Ditto for Windows if you get the development kit.
Now, as to the OP: I'd suggest you will likely have issues with driver support for the display, possibly the bluetooth. At least until they've been out for a few months.
If you're looking to run Linux though, you'll certainly be able to run it in a VM in Fusion, Virtualbox or equivalent. That way you also get the benefit of snapshots, etc (going to do something dodgy? snapshot the VM and you can go back - can't do that with physical hardware install)
All my development and testing I do in VMs for that purpose (whatever host platform I happen to be running on - OS X at home, Windows at work - testing for FreeBSD and Windows in VMs), regardless of compatibility with physical hardware.
My production environment is all VMware as well (vSphere) so moving a development machine off my desktop and into production is a case of being happy with it then simply moving the VMDK file(s) to our SAN.
Performance in a VM on an RMBP will be way more than adequate. I'd suggest steering clear of Ubuntu for now however if you run Fusion, as the Unity environment has a few glitches with the VMware video driver. I'm not sure how well it works in Virtualbox or Parallels.
Also: Linux and networking goes hand in hand. If you're using VMware or Virtualbox, you can also link your virtual machines (as in plural - you could simulate 4 or more Linux machines in VMs) up to simulated routers running GNS3. You can build an entire virtual network lab on your mac in virtual hardware.

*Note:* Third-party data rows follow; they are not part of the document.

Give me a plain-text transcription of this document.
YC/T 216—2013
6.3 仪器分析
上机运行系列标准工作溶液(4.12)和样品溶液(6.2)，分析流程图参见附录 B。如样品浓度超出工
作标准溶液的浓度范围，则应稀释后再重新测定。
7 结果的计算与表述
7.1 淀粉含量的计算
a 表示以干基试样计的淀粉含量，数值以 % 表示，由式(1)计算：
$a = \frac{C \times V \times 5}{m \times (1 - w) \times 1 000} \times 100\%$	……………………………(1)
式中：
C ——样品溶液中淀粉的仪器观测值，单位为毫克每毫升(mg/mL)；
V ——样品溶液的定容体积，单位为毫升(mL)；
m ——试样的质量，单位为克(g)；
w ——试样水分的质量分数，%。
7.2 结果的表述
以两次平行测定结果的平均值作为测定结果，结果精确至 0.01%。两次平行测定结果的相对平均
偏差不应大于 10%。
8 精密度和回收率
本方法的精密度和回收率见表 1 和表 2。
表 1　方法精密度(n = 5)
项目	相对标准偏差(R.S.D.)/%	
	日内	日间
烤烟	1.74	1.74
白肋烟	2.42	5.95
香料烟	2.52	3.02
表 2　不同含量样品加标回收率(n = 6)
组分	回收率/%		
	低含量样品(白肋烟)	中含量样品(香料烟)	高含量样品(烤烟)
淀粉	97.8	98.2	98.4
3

You can't do that running Linux natively. This is simply AWESOME for learning. And something you could not do a few years ago without scouring ebay for cheap cisco routers and switches, and salvaging a bunch of old computers to run everything on.
So.... in short. Just run it in a VM. You get so many more options, and there is so much more you can do that way.
Be sure to get the 16GB model though so you have plenty of RAM for it all. Otherwise running more than a few virtual machines (and a simulated network in GNS 3) will start slowing down due to lack of memory. 16gb will give you so much more headroom.